Sejumlah masukan dari orang tua penerima manfaat menjadi perhatian Koordinator Wilayah (Korwil) MBG setempat.

Sejak hari pertama sekolah di bulan puasa, paket MBG disalurkan dalam bentuk makanan kering, seperti roti, telur, dan buah-buahan. Namun, sebagian orang tua mengeluhkan tidak adanya susu dalam paket tersebut.
Koordinator Wilayah MBG Kota Banjarbaru, Citra Nurfitriani mengakui, tahun ini merupakan pelaksanaan perdana MBG Ramadan sehingga berbagai evaluasi masih terus dilakukan.

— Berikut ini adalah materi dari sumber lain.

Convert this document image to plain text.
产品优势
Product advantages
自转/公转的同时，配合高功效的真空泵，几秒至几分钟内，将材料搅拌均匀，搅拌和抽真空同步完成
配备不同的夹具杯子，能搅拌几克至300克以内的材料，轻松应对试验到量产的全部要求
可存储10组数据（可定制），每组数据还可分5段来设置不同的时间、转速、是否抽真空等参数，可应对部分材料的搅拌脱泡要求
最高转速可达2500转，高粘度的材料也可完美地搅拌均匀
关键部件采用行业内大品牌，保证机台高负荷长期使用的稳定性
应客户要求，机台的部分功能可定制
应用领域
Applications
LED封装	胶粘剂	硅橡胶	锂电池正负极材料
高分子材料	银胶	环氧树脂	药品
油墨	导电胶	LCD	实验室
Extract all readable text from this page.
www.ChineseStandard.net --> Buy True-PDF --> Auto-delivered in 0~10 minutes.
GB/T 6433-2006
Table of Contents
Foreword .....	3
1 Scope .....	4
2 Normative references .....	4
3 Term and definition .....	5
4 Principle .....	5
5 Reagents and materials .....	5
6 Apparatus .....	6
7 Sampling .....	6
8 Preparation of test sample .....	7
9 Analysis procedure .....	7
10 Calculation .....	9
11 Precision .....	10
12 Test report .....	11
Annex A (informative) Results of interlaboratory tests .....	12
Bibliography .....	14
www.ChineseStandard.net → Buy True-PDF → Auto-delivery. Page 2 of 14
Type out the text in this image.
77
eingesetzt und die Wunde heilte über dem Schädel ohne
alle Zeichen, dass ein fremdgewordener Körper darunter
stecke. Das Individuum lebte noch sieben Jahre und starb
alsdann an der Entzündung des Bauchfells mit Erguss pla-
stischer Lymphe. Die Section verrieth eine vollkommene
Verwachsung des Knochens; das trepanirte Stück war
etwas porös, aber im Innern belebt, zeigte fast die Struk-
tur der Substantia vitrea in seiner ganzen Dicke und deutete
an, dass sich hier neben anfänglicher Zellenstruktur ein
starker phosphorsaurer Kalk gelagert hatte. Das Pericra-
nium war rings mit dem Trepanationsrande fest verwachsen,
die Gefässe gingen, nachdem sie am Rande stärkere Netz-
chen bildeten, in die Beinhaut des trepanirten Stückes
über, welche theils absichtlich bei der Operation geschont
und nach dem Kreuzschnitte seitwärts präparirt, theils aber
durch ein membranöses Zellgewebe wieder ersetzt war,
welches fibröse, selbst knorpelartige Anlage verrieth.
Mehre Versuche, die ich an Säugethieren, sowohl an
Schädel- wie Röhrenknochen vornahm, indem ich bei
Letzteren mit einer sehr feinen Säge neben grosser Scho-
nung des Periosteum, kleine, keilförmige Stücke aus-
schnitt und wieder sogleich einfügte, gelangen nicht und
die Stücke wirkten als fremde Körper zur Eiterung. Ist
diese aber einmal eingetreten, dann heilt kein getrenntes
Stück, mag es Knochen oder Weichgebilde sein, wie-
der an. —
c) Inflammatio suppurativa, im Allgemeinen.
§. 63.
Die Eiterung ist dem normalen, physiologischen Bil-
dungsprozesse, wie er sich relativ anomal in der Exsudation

“Sejauh ini memang banyak evaluasi karena merupakan tahun pertama MBG Ramadan di Banjarbaru. Kedepannya kami memang evaluasi besar-besaran, agar kedepannya kami bisa memperbaiki apa yang kurang-kurang dari sebelumnya,” ujarnya.
Ia menjelaskan, sejak awal pelaksanaan, Badan Gizi Nasional (BGN) tidak mewajibkan susu dalam paket MBG Ramadan.
Karena program ini mengacu pada pedoman gizi seimbang Kementerian Kesehatan RI, yakni konsep Isi Piringku yang menggantikan pola lama 4 Sehat 5 Sempurna.
“Jadi sekarang mungkin orang tahunya 4 sehat 5 sempurna, sekarang kami pakai isi piringku. Jadi isi piringku memang susu tidak menjadi suatu komponen yang wajib,” jelasnya.
Menurutnya, dalam konsep Isi Piringku, susu bukan komponen wajib dan dapat digantikan dengan sumber protein lain seperti telur atau ayam.
Selain menu, evaluasi juga menyasar peran Kepala SPPG di masing-masing wilayah, khususnya dalam pemilihan menu dan sistem distribusi agar sesuai arahan.
“Jadi kami evaluasi dari pihak kepala SPPG-nya juga untuk pemilihan menu-menu mana yang baik, terus juga bagaimana pendistribusinya yang baik sesuai dengan arahan,” tutupnya.
Saat ini, di Kota Banjarbaru terdapat 28 SPPG yang telah beroperasi, sementara 90 lainnya masih dalam tahap pembangunan untuk mendukung perluasan program MBG ke depan.